Updated by Tom Clegg almost 8 years ago
- Target version changed from 2017-02-15 sprint to Arvados Future Sprints
Updated by Tom Clegg almost 8 years ago
- Target version changed from Arvados Future Sprints to 2017-03-01 sprint
Updated by Tom Clegg almost 8 years ago
4f0e07d462b7860bb10686c27fac16970220377f with updated test case.
Updated by Radhika Chippada almost 8 years ago
- I think moving “select_readable_pdh” to the line above the declaration of “candidates” at line 85 would help improve readability since the rest of the clauses are building on "candidates"

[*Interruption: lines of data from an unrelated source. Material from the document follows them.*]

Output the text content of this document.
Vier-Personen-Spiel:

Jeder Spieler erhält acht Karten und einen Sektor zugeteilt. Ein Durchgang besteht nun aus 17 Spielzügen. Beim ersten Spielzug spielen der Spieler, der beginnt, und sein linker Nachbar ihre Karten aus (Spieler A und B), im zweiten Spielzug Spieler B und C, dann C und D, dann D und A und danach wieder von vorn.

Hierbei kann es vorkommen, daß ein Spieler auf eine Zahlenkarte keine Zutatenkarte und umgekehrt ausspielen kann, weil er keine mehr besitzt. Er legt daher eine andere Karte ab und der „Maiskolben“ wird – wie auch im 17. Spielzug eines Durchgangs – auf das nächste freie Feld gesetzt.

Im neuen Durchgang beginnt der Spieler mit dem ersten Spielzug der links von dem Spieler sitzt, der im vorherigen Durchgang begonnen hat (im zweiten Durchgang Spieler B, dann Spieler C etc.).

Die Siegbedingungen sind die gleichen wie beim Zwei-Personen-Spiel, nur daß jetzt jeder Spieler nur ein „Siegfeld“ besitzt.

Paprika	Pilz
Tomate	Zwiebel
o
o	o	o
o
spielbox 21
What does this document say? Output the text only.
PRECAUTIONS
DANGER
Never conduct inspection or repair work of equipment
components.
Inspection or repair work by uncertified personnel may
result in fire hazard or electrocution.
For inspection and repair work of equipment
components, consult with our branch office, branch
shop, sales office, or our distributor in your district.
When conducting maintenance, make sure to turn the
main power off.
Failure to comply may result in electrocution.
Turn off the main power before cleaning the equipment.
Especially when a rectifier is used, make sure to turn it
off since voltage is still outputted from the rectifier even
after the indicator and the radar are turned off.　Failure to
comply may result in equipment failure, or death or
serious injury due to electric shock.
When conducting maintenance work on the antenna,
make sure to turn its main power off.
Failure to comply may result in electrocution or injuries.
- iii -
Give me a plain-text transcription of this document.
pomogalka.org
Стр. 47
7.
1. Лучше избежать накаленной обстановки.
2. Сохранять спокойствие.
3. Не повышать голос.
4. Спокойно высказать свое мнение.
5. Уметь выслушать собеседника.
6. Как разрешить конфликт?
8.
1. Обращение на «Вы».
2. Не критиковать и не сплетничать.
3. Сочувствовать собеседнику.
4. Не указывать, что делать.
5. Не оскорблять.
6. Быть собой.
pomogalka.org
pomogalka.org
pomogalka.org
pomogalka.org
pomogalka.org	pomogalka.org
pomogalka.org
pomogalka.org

- http://doc.arvados.org/api/methods/container_requests.html#container_reuse needs to be updated regarding the reuse of a “completed” container. Currently, it still stays there won’t be any reuse when multiple completed jobs are found
- We talked about potentially removing output or log on the oldest completed container, if it is not desirable that it be reused. However, it appears that the output or log on a container in completed state can no longer be updated. So how can this be done? Do you mean that either one of these be removed from keep? Do we need to add a blurb about this also in the above documentation?
Updated by Tom Clegg almost 8 years ago
Radhika Chippada wrote:
- I think moving “select_readable_pdh” to the line above the declaration of “candidates” at line 85 would help improve readability since the rest of the clauses are building on "candidates"
Indeed, rearranged this.
- http://doc.arvados.org/api/methods/container_requests.html#container_reuse needs to be updated regarding the reuse of a “completed” container. Currently, it still stays there won’t be any reuse when multiple completed jobs are found
Updated, thanks.
- We talked about potentially removing output or log on the oldest completed container, if it is not desirable that it be reused. However, it appears that the output or log on a container in completed state can no longer be updated. So how can this be done? Do you mean that either one of these be removed from keep? Do we need to add a blurb about this also in the above documentation?
Yes, trashing the output or log collection would accomplish this. I added to the docs "...whose log and output collection are still available". Documenting the "poking re-use in the eye" procedure seems worthwhile too but it's more of a workflow trick than API documentation -- e.g., you could make use of that information even if you only use Workbench and don't know what an API is. Wiki?
Updated by Radhika Chippada almost 8 years ago
Yes, trashing the output or log collection would accomplish this ... "poking re-use in the eye" procedure seems worthwhile too but it's more of a workflow trick than API documentation -- e.g., you could make use of that information even if you only use Workbench and don't know what an API is. Wiki?
I'd imagine someone would ask how to do this in no time. So, please add a note wherever you think appropriate. Thanks.
LGTM
Updated by Tom Clegg almost 8 years ago
- Status changed from In Progress to Resolved
- % Done changed from 50 to 100
Applied in changeset arvados|commit:0c529ed05805507b4d2c903b9587e9b61cec5ee6.